An ageing population will be subject to a range of ailments that need to be monitored with care. People with heart conditions may need to make regular checks on their blood pressure. Those with diabetes will need to keep a close eye on blood sugar levels. The 2020s will offer us more and more sophisticated wearable tech, with health devices enabling us to monitor our vital signs and make suitable adjustments to our medication, exercise or all-round lifestyle.
At first glance Omron’s HeartGuide may look like a normal wristwatch, but it enables wearers to track heart, activity and sleep data. It’s the world’s first clinically verified, wearable blood pressure monitor. Blood pressure wristbands were also on show at CES, along with wearable blood glucose testing kits. Healthcare isn’t just getting more sophisticated, it’s getting more convenient.
It’s also highly lucrative. By 2024 the digital health monitoring market is forecast to reach a global value of $245 billion.
That’s a quarter of a trillion dollars.
This attention to personalisation is also prominent in other areas of healthcare and life sciences. Pharmacogenomic testing can use our genetic profiles to predict how far a certain course of treatment will benefit us. If a drug is tested on a large population sample and the end result is an average response report, it may have limited benefits for certain patients. Pharmacogenomic analysis looks at how individuals respond to drugs, fuelling more accurate clinical decisions that may result in adjustment of dosages or completely different treatment choices.

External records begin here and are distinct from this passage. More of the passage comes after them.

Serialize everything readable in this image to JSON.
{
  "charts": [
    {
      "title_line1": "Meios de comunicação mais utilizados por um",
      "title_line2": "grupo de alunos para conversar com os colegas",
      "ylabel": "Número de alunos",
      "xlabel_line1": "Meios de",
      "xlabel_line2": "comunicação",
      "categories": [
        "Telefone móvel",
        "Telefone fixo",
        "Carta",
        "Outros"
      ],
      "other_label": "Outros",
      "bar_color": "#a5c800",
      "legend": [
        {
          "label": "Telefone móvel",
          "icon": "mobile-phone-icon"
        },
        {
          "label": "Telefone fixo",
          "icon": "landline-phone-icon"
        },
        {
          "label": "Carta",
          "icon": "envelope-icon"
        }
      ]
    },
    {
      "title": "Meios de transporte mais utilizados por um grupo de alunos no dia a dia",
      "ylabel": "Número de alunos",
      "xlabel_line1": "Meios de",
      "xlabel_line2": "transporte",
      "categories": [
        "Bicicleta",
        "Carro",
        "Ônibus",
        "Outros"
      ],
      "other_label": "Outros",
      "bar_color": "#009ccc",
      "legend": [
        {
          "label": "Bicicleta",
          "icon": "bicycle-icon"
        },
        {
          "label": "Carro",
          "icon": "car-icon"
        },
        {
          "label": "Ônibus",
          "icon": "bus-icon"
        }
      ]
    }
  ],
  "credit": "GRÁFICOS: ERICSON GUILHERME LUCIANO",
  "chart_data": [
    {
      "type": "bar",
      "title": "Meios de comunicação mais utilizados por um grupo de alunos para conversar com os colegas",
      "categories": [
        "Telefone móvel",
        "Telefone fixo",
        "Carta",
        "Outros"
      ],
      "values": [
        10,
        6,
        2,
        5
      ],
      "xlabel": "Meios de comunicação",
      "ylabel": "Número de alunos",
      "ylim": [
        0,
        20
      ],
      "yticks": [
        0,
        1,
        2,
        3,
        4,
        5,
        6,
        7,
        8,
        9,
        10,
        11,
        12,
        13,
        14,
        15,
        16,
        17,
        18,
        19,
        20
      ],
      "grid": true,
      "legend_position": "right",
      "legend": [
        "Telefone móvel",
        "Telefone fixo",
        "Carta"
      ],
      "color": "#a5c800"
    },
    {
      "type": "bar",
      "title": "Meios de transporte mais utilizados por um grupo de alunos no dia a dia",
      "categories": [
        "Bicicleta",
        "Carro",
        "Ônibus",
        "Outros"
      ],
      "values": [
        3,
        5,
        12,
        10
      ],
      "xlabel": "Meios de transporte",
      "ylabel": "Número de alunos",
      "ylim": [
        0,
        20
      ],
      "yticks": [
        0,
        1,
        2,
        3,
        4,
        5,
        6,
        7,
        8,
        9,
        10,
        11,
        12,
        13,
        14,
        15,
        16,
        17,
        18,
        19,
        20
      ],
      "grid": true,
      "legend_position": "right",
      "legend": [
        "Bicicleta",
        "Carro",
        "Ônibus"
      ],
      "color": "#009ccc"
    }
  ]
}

The message for life sciences and healthcare companies could not be clearer; one size does not fit all. We will succeed by treating patients as individuals. That doesn’t just mean analysing their genetic response to a drug; it also means paying attention to their emotional response to treatment. Vulnerable people undertaking a clinical trial need and deserve respect and care. Every aspect of their treatment and every aspect of the communication relating to it should be tailored to their needs. When it comes to patient care, there’s a lot to be said for getting personal.